Designing for friction and reflection: Prompts that encourage users to pause and consider the accuracy of content before sharing have been shown to reduce the spread of misinformation. During election cycles, some platforms have introduced warnings or prompts before resharing political content. With deepfakes, similar approaches could involve surfacing information about how an image was generated or prompting users to reflect on its source. The goal is not perfect judgment but interrupting automatic amplification.
Building alternative repertoires of participation: Finally, if deepfakes serve as a means of participation, interventions could offer alternative ways for people to participate. Rather than simply discouraging engagement, this might involve helping people to create formats that allow users to express identity, humour or political stance without relying on misleading or synthetic content. This could include counter-memes, participatory campaigns, or community-led content that reshapes norms from within. And, as behavioural economist Cass Sunstein suggests, participation in online political behaviour is often driven as much by opportunities for expression and affiliation as by information.
Taken together, these interventions can shift the emphasis from correcting information to shaping the environments and sensemaking frameworks within which information is encountered. The task is not simply to help people distinguish true from false, but to understand how content becomes meaningful, how it travels, and how those dynamics can be redirected.
Conclusions
Our engagement with information is never purely evidence-based. Research has consistently shown that the way people interpret and act on information is shaped by identity, social norms, heuristics and context, not just accuracy alone. But perhaps what synthetic media does is expose this more clearly – we can see more clearly how people use information, not just to understand the world, but to navigate it, to position themselves within it, and to connect with others.
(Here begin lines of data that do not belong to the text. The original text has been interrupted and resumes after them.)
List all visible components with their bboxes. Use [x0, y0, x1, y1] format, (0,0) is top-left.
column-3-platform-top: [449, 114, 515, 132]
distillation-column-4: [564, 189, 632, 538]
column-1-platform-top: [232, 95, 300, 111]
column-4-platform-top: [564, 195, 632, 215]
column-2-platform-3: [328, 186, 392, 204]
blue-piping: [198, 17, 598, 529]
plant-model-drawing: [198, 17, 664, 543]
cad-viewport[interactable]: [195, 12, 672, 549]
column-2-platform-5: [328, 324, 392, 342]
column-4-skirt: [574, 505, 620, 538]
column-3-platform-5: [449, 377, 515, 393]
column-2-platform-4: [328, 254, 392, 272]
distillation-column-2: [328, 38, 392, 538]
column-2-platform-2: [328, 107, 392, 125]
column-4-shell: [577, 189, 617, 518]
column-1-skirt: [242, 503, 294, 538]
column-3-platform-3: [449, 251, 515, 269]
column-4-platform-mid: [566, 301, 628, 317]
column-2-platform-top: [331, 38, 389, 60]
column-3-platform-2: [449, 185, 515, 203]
In doing so, deepfakes challenge models that treat truth as a straightforward input to behaviour, in which better information leads to better decisions. Instead, they point to a more ‘situated’ view of behaviour, in which meaning is constructed collectively, and perception, interpretation, and action are bundled together.
For behavioural science, this means the task is not limited to understanding how individuals process information or how biases distort judgment. Instead, it is about understanding how our shared realities are assembled through social interaction, how they are stabilised within networks, and how they become actionable through shared narratives and symbols, such as deepfakes. In a sense, then, deepfakes are not simply a problem to be corrected or contained; they are a signal of a wider changing knowledge environment.